Et une impuissance totale : je sais que telle rencontre va me rendre malheureux, j’y cours tout de même. L’incontinent que je suis est résolument incapable de faire ce qu’il veut… Mais que peut-il bien espérer s’il ne croit ni au volontarisme ni au rationalisme ? Prudence, prudence… Douter de la puissance de ma volonté et de ma raison, ce n’est certes pas les bazarder, c’est simplement accepter que, malgré leur force, elles ne puissent pas tout.

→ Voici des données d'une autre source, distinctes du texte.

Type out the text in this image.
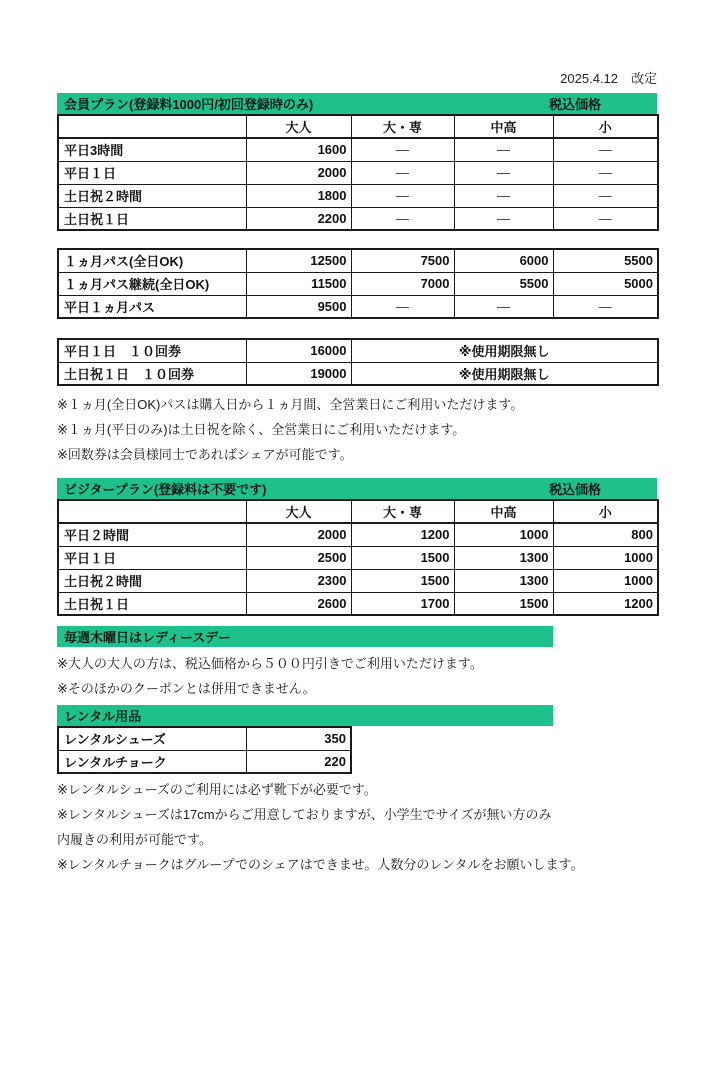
2025.4.12　改定
会員プラン(登録料1000円/初回登録時のみ)	税込価格
	大人	大・専	中高	小
平日3時間	1600	―	―	―
平日１日	2000	―	―	―
土日祝２時間	1800	―	―	―
土日祝１日	2200	―	―	―
１ヵ月パス(全日OK)	12500	7500	6000	5500
１ヵ月パス継続(全日OK)	11500	7000	5500	5000
平日１ヵ月パス	9500	―	―	―
平日１日　１０回券	16000	※使用期限無し
土日祝１日　１０回券	19000	※使用期限無し

※１ヵ月(全日OK)パスは購入日から１ヵ月間、全営業日にご利用いただけます。

※１ヵ月(平日のみ)は土日祝を除く、全営業日にご利用いただけます。

※回数券は会員様同士であればシェアが可能です。

ビジタープラン(登録料は不要です)	税込価格
	大人	大・専	中高	小
平日２時間	2000	1200	1000	800
平日１日	2500	1500	1300	1000
土日祝２時間	2300	1500	1300	1000
土日祝１日	2600	1700	1500	1200
毎週木曜日はレディースデー

※大人の大人の方は、税込価格から５００円引きでご利用いただけます。

※そのほかのクーポンとは併用できません。

レンタル用品
レンタルシューズ	350
レンタルチョーク	220

※レンタルシューズのご利用には必ず靴下が必要です。

※レンタルシューズは17cmからご用意しておりますが、小学生でサイズが無い方のみ

内履きの利用が可能です。

※レンタルチョークはグループでのシェアはできませ。人数分のレンタルをお願いします。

Pourtant, pas plus tard que ce matin, j’ai lu que le novice qui frappe à la porte d’un monastère zen se fait mille fois rabrouer, mille fois refuser, et qu’il lui faut réunir une persévérance et une détermination extrêmes pour finalement y accéder. Le maître Soko Morinaga raconte :

« Hakuin Zenji, un des plus grands maîtres du zen Rinzai, affirmait que pour mener réellement une pratique ou n’importe quel effort, trois éléments étaient essentiels : une foi bien enracinée, un grand doute et une puissante détermination. Foi, c’est la foi en son maître et en la vérité qu’il représente. Au demeurant, c’est la foi dans la puissance illimitée de la nature de Bouddha qui loge au cœur de chacun d’entre nous. Le doute peut sembler très précisément à l’opposé de la foi, mais il faut le comprendre comme la conscience permanente de sa propre immaturité et de la présence résiduelle en soi du problème non résolu […]. Il faut alors agir avec grande détermination, c’est-à-dire coller à la pratique avec un véritable courage2. »

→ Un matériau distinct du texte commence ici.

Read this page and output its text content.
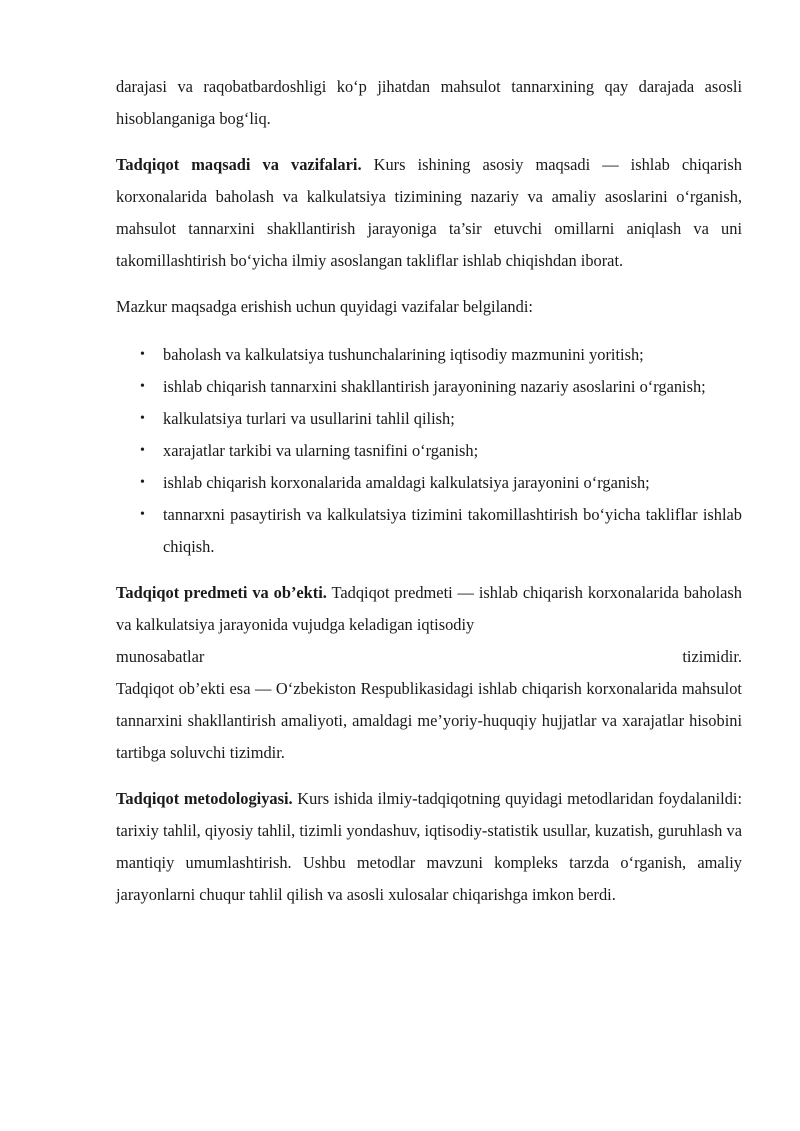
darajasi va raqobatbardoshligi ko‘p jihatdan mahsulot tannarxining qay darajada asosli hisoblanganiga bog‘liq.

Tadqiqot maqsadi va vazifalari. Kurs ishining asosiy maqsadi — ishlab chiqarish korxonalarida baholash va kalkulatsiya tizimining nazariy va amaliy asoslarini o‘rganish, mahsulot tannarxini shakllantirish jarayoniga ta’sir etuvchi omillarni aniqlash va uni takomillashtirish bo‘yicha ilmiy asoslangan takliflar ishlab chiqishdan iborat.

Mazkur maqsadga erishish uchun quyidagi vazifalar belgilandi:

• baholash va kalkulatsiya tushunchalarining iqtisodiy mazmunini yoritish;
• ishlab chiqarish tannarxini shakllantirish jarayonining nazariy asoslarini o‘rganish;
• kalkulatsiya turlari va usullarini tahlil qilish;
• xarajatlar tarkibi va ularning tasnifini o‘rganish;
• ishlab chiqarish korxonalarida amaldagi kalkulatsiya jarayonini o‘rganish;
• tannarxni pasaytirish va kalkulatsiya tizimini takomillashtirish bo‘yicha takliflar ishlab chiqish.

Tadqiqot predmeti va ob’ekti. Tadqiqot predmeti — ishlab chiqarish korxonalarida baholash va kalkulatsiya jarayonida vujudga keladigan iqtisodiy

munosabatlar	tizimidir.

Tadqiqot ob’ekti esa — O‘zbekiston Respublikasidagi ishlab chiqarish korxonalarida mahsulot tannarxini shakllantirish amaliyoti, amaldagi me’yoriy-huquqiy hujjatlar va xarajatlar hisobini tartibga soluvchi tizimdir.

Tadqiqot metodologiyasi. Kurs ishida ilmiy-tadqiqotning quyidagi metodlaridan foydalanildi: tarixiy tahlil, qiyosiy tahlil, tizimli yondashuv, iqtisodiy-statistik usullar, kuzatish, guruhlash va mantiqiy umumlashtirish. Ushbu metodlar mavzuni kompleks tarzda o‘rganish, amaliy jarayonlarni chuqur tahlil qilish va asosli xulosalar chiqarishga imkon berdi.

Vraiment, il ne s’agit pas de bazarder toute volonté. Dans les récits des moines zen, je vois des adeptes grincer des dents, persévérer, attendre dans la neige avec patience et conviction, mettre toute leur force pour cheminer vers le satori. Bref, une grande fermeté, de la persévérance sans aucune crispation, voilà ce que je retire de mes lectures. Saurai-je les imiter ?

Je me méfie des pénibles injonctions : « À force de volonté, on peut tout », « Raisonne-toi ! » Semblables propos n’apportent que culpabilité, embarras et désolation. Oui, j’ai ri trop vite lorsque j’imaginais saint Augustin crier en tremblant : « J’avais dit : “Donnez-moi la chasteté et la continence, mais ne me les donnez pas à l’instant.” Je craignais d’être exaucé trop vite, d’être trop vite guéri de la maladie de la concupiscence, que j’aimais mieux assouvir que supprimer3. » C’est donc qu’il souhaitait encore profiter, le garnement ! Tout cela illustre à merveille la division de l’être. Il désire la chasteté, mais pas tout à fait. Une partie de lui résiste, n’y croit pas, n’en veut pas, s’oppose… mais finit par succomber.

La passion révèle mes impuissances, mon incapacité à changer. Et que dire de sa rémanence, de sa force d’inertie : « Je continue à haïr mon ennemi alors même que j’ai appris son innocence. » Comment un individu, morcelé, divisé, en lutte, pourrait-il goûter le contentement ?

L’incontinent trouve en lui ses propres obstacles, ses barrières sont intra mentem, en lui-même. Il se souhaite exempt de colère et de jalousie, pourtant il y succombe quotidiennement.

 

Au fond, c’est l’impuissance qui m’inspire ces lignes, c’est elle qui appelle de tous ses vœux la paix.

1.

A. Georget, Sur les traces de Phineas Gage. Au cœur de la raison, film documentaire diffusé sur La Sept / Arte en 1998.

2.

S. Morinaga, La Leçon du Zen. Face à mon incommensurable stupidité, Paris, Le Courrier du Livre, 2004, p. 75-76.

3.

Saint Augustin, Les Confessions, chap. VII, op. cit., p. 166.